|"Welcome to Baskerville Hall, Sir Henry."|
It has long been held by some readers that later Sherlock Holmes stories show a decline in quality from the early days.
In his memoirs, Sir Arthur Conan Doyle quoted a Cornish boatman who told him, “I think, sir, when Holmes fell over that cliff, he may not have killed himself, but all the same he was never quite the same man afterwards.
To quote Nero Wolfe: “Pfui!”
Five out of the nine volumes of the Canon were written in the Twentieth Century. The first of those five was The Hound of the Baskervilles, the greatest, the most famous, and the most filmed Holmes adventure of them all.
Let’s look at just a few other standout stories of the post-Reichenbach period:
- “The Adventure of the Empty House” – Holmes’s account of his wanderings during The Great Hiatus is a little suspect, but the tale has a great mystery and wonderful drama.
- “The Adventure of the Dancing Men” – surely this is a classic cipher story.
- “The Adventure of the Bruce-Partington Plans” – a detective story and a spy story in one, plus we learn that Mycroft occasionally is the British government.
- “The Adventure of the Illustrious Client” – what a villain and what a denoument!
- “His Last Bow” – my personal favorite Sherlock Holmes story because of the ending.

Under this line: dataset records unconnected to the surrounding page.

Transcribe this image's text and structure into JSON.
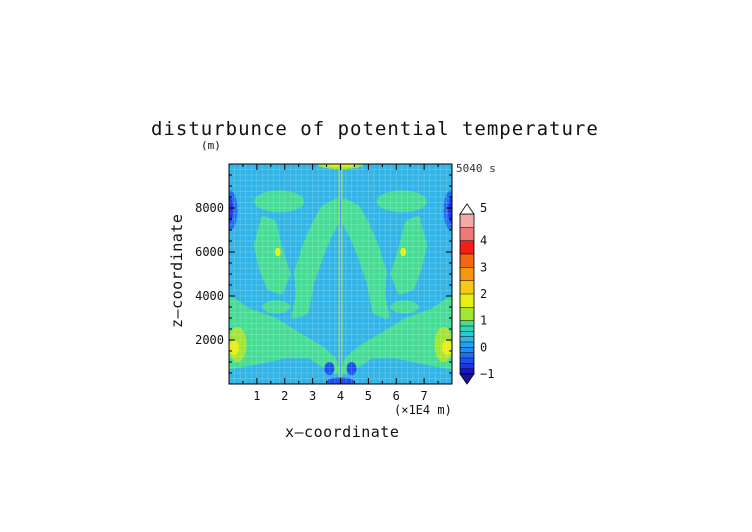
{
  "chart_data": {
    "type": "heatmap",
    "title": "disturbunce of potential temperature",
    "unit_label": "(m)",
    "time_label": "5040 s",
    "xlabel": "x—coordinate",
    "ylabel": "z—coordinate",
    "x_scale_label": "(×1E4 m)",
    "xlim": [
      0,
      8
    ],
    "ylim": [
      0,
      10000
    ],
    "x_ticks": [
      {
        "value": 1,
        "label": "1"
      },
      {
        "value": 2,
        "label": "2"
      },
      {
        "value": 3,
        "label": "3"
      },
      {
        "value": 4,
        "label": "4"
      },
      {
        "value": 5,
        "label": "5"
      },
      {
        "value": 6,
        "label": "6"
      },
      {
        "value": 7,
        "label": "7"
      }
    ],
    "y_ticks": [
      {
        "value": 2000,
        "label": "2000"
      },
      {
        "value": 4000,
        "label": "4000"
      },
      {
        "value": 6000,
        "label": "6000"
      },
      {
        "value": 8000,
        "label": "8000"
      }
    ],
    "colorbar": {
      "min": -1,
      "max": 5,
      "tick_labels": [
        {
          "value": -1,
          "label": "−1"
        },
        {
          "value": 0,
          "label": "0"
        },
        {
          "value": 1,
          "label": "1"
        },
        {
          "value": 2,
          "label": "2"
        },
        {
          "value": 3,
          "label": "3"
        },
        {
          "value": 4,
          "label": "4"
        },
        {
          "value": 5,
          "label": "5"
        }
      ],
      "levels": [
        {
          "from": -1.0,
          "to": -0.8,
          "color": "#1414d2"
        },
        {
          "from": -0.8,
          "to": -0.6,
          "color": "#1e32e6"
        },
        {
          "from": -0.6,
          "to": -0.4,
          "color": "#1e50f0"
        },
        {
          "from": -0.4,
          "to": -0.2,
          "color": "#1e6ef5"
        },
        {
          "from": -0.2,
          "to": 0.0,
          "color": "#1e8cf5"
        },
        {
          "from": 0.0,
          "to": 0.2,
          "color": "#28a0f0"
        },
        {
          "from": 0.2,
          "to": 0.4,
          "color": "#32b4e6"
        },
        {
          "from": 0.4,
          "to": 0.6,
          "color": "#2dc8d2"
        },
        {
          "from": 0.6,
          "to": 0.8,
          "color": "#32d2b4"
        },
        {
          "from": 0.8,
          "to": 1.0,
          "color": "#46dc96"
        },
        {
          "from": 1.0,
          "to": 1.5,
          "color": "#a0e632"
        },
        {
          "from": 1.5,
          "to": 2.0,
          "color": "#e6f014"
        },
        {
          "from": 2.0,
          "to": 2.5,
          "color": "#f5c814"
        },
        {
          "from": 2.5,
          "to": 3.0,
          "color": "#f5960f"
        },
        {
          "from": 3.0,
          "to": 3.5,
          "color": "#f5640f"
        },
        {
          "from": 3.5,
          "to": 4.0,
          "color": "#f01e14"
        },
        {
          "from": 4.0,
          "to": 4.5,
          "color": "#f07878"
        },
        {
          "from": 4.5,
          "to": 5.0,
          "color": "#f5aaaa"
        }
      ],
      "under_color": "#1414a0",
      "over_color": "#ffffff"
    },
    "background_value": 0.3,
    "features": [
      {
        "shape": "poly",
        "value": 0.9,
        "points": [
          [
            3.05,
            7.2
          ],
          [
            2.75,
            6.3
          ],
          [
            2.45,
            5.1
          ],
          [
            2.5,
            4.0
          ],
          [
            2.35,
            3.1
          ],
          [
            2.75,
            3.3
          ],
          [
            2.95,
            4.6
          ],
          [
            3.3,
            5.9
          ],
          [
            3.6,
            6.8
          ],
          [
            3.85,
            7.4
          ],
          [
            3.85,
            8.3
          ],
          [
            3.4,
            8.0
          ]
        ]
      },
      {
        "shape": "poly",
        "value": 0.9,
        "points": [
          [
            4.95,
            7.2
          ],
          [
            5.25,
            6.3
          ],
          [
            5.55,
            5.1
          ],
          [
            5.5,
            4.0
          ],
          [
            5.65,
            3.1
          ],
          [
            5.25,
            3.3
          ],
          [
            5.05,
            4.6
          ],
          [
            4.7,
            5.9
          ],
          [
            4.4,
            6.8
          ],
          [
            4.15,
            7.4
          ],
          [
            4.15,
            8.3
          ],
          [
            4.6,
            8.0
          ]
        ]
      },
      {
        "shape": "poly",
        "value": 0.9,
        "points": [
          [
            1.25,
            7.5
          ],
          [
            1.0,
            6.3
          ],
          [
            1.2,
            5.2
          ],
          [
            1.45,
            4.4
          ],
          [
            1.85,
            4.2
          ],
          [
            2.1,
            5.0
          ],
          [
            1.8,
            6.2
          ],
          [
            1.6,
            7.3
          ]
        ]
      },
      {
        "shape": "poly",
        "value": 0.9,
        "points": [
          [
            6.75,
            7.5
          ],
          [
            7.0,
            6.3
          ],
          [
            6.8,
            5.2
          ],
          [
            6.55,
            4.4
          ],
          [
            6.15,
            4.2
          ],
          [
            5.9,
            5.0
          ],
          [
            6.2,
            6.2
          ],
          [
            6.4,
            7.3
          ]
        ]
      },
      {
        "shape": "poly",
        "value": 0.9,
        "points": [
          [
            0.0,
            3.9
          ],
          [
            0.7,
            3.3
          ],
          [
            1.6,
            2.9
          ],
          [
            2.5,
            2.2
          ],
          [
            3.3,
            1.6
          ],
          [
            3.75,
            1.1
          ],
          [
            3.85,
            0.6
          ],
          [
            3.5,
            0.8
          ],
          [
            2.9,
            1.3
          ],
          [
            2.0,
            1.3
          ],
          [
            0.9,
            1.0
          ],
          [
            0.0,
            0.8
          ]
        ]
      },
      {
        "shape": "poly",
        "value": 0.9,
        "points": [
          [
            8.0,
            3.9
          ],
          [
            7.3,
            3.3
          ],
          [
            6.4,
            2.9
          ],
          [
            5.5,
            2.2
          ],
          [
            4.7,
            1.6
          ],
          [
            4.25,
            1.1
          ],
          [
            4.15,
            0.6
          ],
          [
            4.5,
            0.8
          ],
          [
            5.1,
            1.3
          ],
          [
            6.0,
            1.3
          ],
          [
            7.1,
            1.0
          ],
          [
            8.0,
            0.8
          ]
        ]
      },
      {
        "shape": "ellipse",
        "value": 1.3,
        "cx": 0.3,
        "cy": 1.8,
        "rx": 0.33,
        "ry": 0.8
      },
      {
        "shape": "ellipse",
        "value": 1.6,
        "cx": 0.18,
        "cy": 1.65,
        "rx": 0.18,
        "ry": 0.35
      },
      {
        "shape": "ellipse",
        "value": 1.3,
        "cx": 7.7,
        "cy": 1.8,
        "rx": 0.33,
        "ry": 0.8
      },
      {
        "shape": "ellipse",
        "value": 1.6,
        "cx": 7.82,
        "cy": 1.65,
        "rx": 0.18,
        "ry": 0.35
      },
      {
        "shape": "ellipse",
        "value": 0.9,
        "cx": 1.8,
        "cy": 8.3,
        "rx": 0.9,
        "ry": 0.5
      },
      {
        "shape": "ellipse",
        "value": 0.9,
        "cx": 6.2,
        "cy": 8.3,
        "rx": 0.9,
        "ry": 0.5
      },
      {
        "shape": "ellipse",
        "value": 0.9,
        "cx": 1.7,
        "cy": 3.5,
        "rx": 0.5,
        "ry": 0.3
      },
      {
        "shape": "ellipse",
        "value": 0.9,
        "cx": 6.3,
        "cy": 3.5,
        "rx": 0.5,
        "ry": 0.3
      },
      {
        "shape": "ellipse",
        "value": 1.6,
        "cx": 1.75,
        "cy": 6.0,
        "rx": 0.1,
        "ry": 0.2
      },
      {
        "shape": "ellipse",
        "value": 1.6,
        "cx": 6.25,
        "cy": 6.0,
        "rx": 0.1,
        "ry": 0.2
      },
      {
        "shape": "ellipse",
        "value": -0.3,
        "cx": 0.05,
        "cy": 7.9,
        "rx": 0.25,
        "ry": 0.9
      },
      {
        "shape": "ellipse",
        "value": -0.7,
        "cx": 0.0,
        "cy": 7.9,
        "rx": 0.14,
        "ry": 0.6
      },
      {
        "shape": "ellipse",
        "value": -0.3,
        "cx": 7.95,
        "cy": 7.9,
        "rx": 0.25,
        "ry": 0.9
      },
      {
        "shape": "ellipse",
        "value": -0.7,
        "cx": 8.0,
        "cy": 7.9,
        "rx": 0.14,
        "ry": 0.6
      },
      {
        "shape": "ellipse",
        "value": -0.5,
        "cx": 3.6,
        "cy": 0.7,
        "rx": 0.18,
        "ry": 0.3
      },
      {
        "shape": "ellipse",
        "value": -0.5,
        "cx": 4.4,
        "cy": 0.7,
        "rx": 0.18,
        "ry": 0.3
      },
      {
        "shape": "ellipse",
        "value": -0.6,
        "cx": 4.0,
        "cy": 0.1,
        "rx": 0.5,
        "ry": 0.2
      },
      {
        "shape": "ellipse",
        "value": 1.4,
        "cx": 4.0,
        "cy": 9.95,
        "rx": 0.8,
        "ry": 0.18
      },
      {
        "shape": "ellipse",
        "value": 1.8,
        "cx": 4.0,
        "cy": 9.97,
        "rx": 0.55,
        "ry": 0.1
      },
      {
        "shape": "rect",
        "value": 1.3,
        "x0": 3.93,
        "x1": 4.07,
        "y0": 0.3,
        "y1": 9.95
      },
      {
        "shape": "rect",
        "value": -0.2,
        "x0": 3.98,
        "x1": 4.02,
        "y0": 0.3,
        "y1": 9.95
      }
    ]
  }
}
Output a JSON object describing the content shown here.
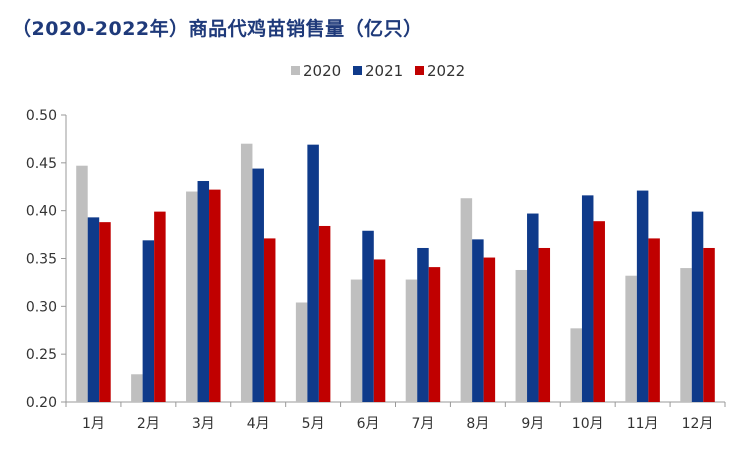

- The Valley of Fear – no less a critic than John Dickson Carr considered this the best Holmes novel, with a first-rate puzzle in the first half and a hard-boiled detective in the second.
Of course there are some clinkers among the later stories, notably “The Adventure of the Mazarin Stone” and “The Adventure of the Veiled Lodger.” But there are some weak stories among the first two dozen as well. Think of “The Adventure of the Stockbroker’s Clerk.”
Conan Doyle himself argued that “the last one is as good as the first.” The last Holmes story published in The Strand was “The Adventure of Shoscombe Old Place.” It’s a good mystery, highly underrated, and ends the 60-story series on a high note.